My friends are so awesome!
Tuesday, April 29, 2008
Language Evolution
As a Spanish teacher and general word nerd, I love stories about language; so I particularly enjoyed the coming together of a handful of stories related to changing language habits last week. First there was the coverage on both NPR and The New York Times of a new study from The Pew Internet & American Life Project on how the informal habits of writing used for IMing and text messaging are bleeding into students' school work. No one who has received a paper written by a teenager in the last five years or so can be very surprised to hear this news. I spend more time then I care to admit adding capital letters to the beginning of my students' sentences in large, angry, green pen.
As Richard Sterling, emeritus executive director of the National Writing Project, points out in the NYT article, my efforts at teaching this important aspect of correct writing may be doomed in the long run. Since the capital letter at the beginning of the sentence holds no intrinsic meaning of its own, it could very well fade into extinction. We can imagine it becoming as quaint as words like 'hath' and 'quoth'; or, for that matter, the custom of capitalizing all nouns, proper or otherwise, long since faded from common usage.
My boy Steven Pinker covers the ever changing landscape of language usage, this time in The Language Instinct: How the Mind Creates Language (P.S.), another fascinating read which I recommend highly:
Most of the prescriptive rules of the language mavens make no sense on any
level. They are bits of folklore that originated for screwball reasons
several hundred years ago and have perpetuated themselves ever since. For
as long as they have existed, speakers have flouted them, spawning identical
plaints about the imminent decline of the language century after century.
(The Language Instinct, p 373)
Needless to say, Pinker uses the expression "language maven" pejoratively.
Teachers on the whole are pretty conservative folks when it comes to language. We place high value on established writing conventions as indications of a quality education.

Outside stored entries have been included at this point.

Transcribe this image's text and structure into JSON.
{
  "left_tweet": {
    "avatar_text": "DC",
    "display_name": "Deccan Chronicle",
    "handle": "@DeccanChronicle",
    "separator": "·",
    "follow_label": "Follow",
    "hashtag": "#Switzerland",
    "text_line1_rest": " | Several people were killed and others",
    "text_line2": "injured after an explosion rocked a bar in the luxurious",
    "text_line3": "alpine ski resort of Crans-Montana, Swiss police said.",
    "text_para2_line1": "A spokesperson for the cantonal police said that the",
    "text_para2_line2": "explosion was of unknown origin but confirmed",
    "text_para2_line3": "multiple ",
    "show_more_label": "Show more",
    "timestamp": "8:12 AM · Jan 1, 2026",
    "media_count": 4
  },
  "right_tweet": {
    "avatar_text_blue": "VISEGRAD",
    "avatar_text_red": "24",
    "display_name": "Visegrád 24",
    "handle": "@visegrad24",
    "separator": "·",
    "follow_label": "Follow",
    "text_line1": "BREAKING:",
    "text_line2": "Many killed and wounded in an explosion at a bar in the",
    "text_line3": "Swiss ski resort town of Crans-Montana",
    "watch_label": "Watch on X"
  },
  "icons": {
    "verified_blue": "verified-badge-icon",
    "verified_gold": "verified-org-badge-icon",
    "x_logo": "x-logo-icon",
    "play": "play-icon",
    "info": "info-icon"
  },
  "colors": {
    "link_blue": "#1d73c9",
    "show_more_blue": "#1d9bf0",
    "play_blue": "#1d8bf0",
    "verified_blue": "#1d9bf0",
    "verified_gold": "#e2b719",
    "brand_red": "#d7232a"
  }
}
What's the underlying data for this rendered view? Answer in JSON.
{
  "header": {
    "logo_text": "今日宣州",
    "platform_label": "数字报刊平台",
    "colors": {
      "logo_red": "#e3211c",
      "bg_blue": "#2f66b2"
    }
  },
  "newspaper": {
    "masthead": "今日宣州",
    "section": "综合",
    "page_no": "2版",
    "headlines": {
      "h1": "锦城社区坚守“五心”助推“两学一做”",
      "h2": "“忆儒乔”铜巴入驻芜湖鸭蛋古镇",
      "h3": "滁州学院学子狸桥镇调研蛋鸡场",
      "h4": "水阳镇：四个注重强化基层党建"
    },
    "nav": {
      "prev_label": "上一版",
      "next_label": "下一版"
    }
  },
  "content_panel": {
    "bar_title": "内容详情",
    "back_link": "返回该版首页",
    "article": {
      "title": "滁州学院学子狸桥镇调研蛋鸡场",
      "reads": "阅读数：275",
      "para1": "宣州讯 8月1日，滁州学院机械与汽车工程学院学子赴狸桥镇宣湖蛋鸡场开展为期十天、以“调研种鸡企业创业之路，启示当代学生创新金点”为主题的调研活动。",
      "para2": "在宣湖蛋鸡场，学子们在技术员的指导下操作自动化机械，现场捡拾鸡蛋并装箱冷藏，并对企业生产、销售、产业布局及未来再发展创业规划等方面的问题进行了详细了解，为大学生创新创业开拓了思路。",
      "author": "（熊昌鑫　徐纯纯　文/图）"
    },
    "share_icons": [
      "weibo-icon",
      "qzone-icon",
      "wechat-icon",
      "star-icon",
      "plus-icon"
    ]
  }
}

My personal pet peeve is the use of 'myself' in non-reflexive contexts such as, "Please hand in your form to Mrs. Calvert or myself." It makes me cringe. But it's also very much a part of the common usage, and I've even seen it used in this way by some very able and reputable writers, so I try to let it go.
When I'm having trouble letting it go, I try to remember the French and their eternal quest to save and protect the French language. The French have the Académie Française to regulate the language, laws on the books to forbid the use of anglicisms, and a pretty healthy national pride in their language and culture. Which is why it's sort of funny when I turn on NPR and hear stories like this one. If, after all that effort, the French can't hold back the English invasion, what hope do we have against IM English?
For me, the answer to this is not to give up on teaching correct usage or good writing. No one denies that there is still such a thing as good writing and bad writing, or at least effective writing and ineffective writing. But the discussion of what makes good writing is so much richer when we talk about the ways that language evolves and grows, and allow the students to work through the problem of whether those changes are for the better or not. It also opens up the possibility that we might learn something from our students as well. I love it when that happens.
A chance for all the language mavens out there to vent: what are your pet peeves in your students' writing? I know you've got some.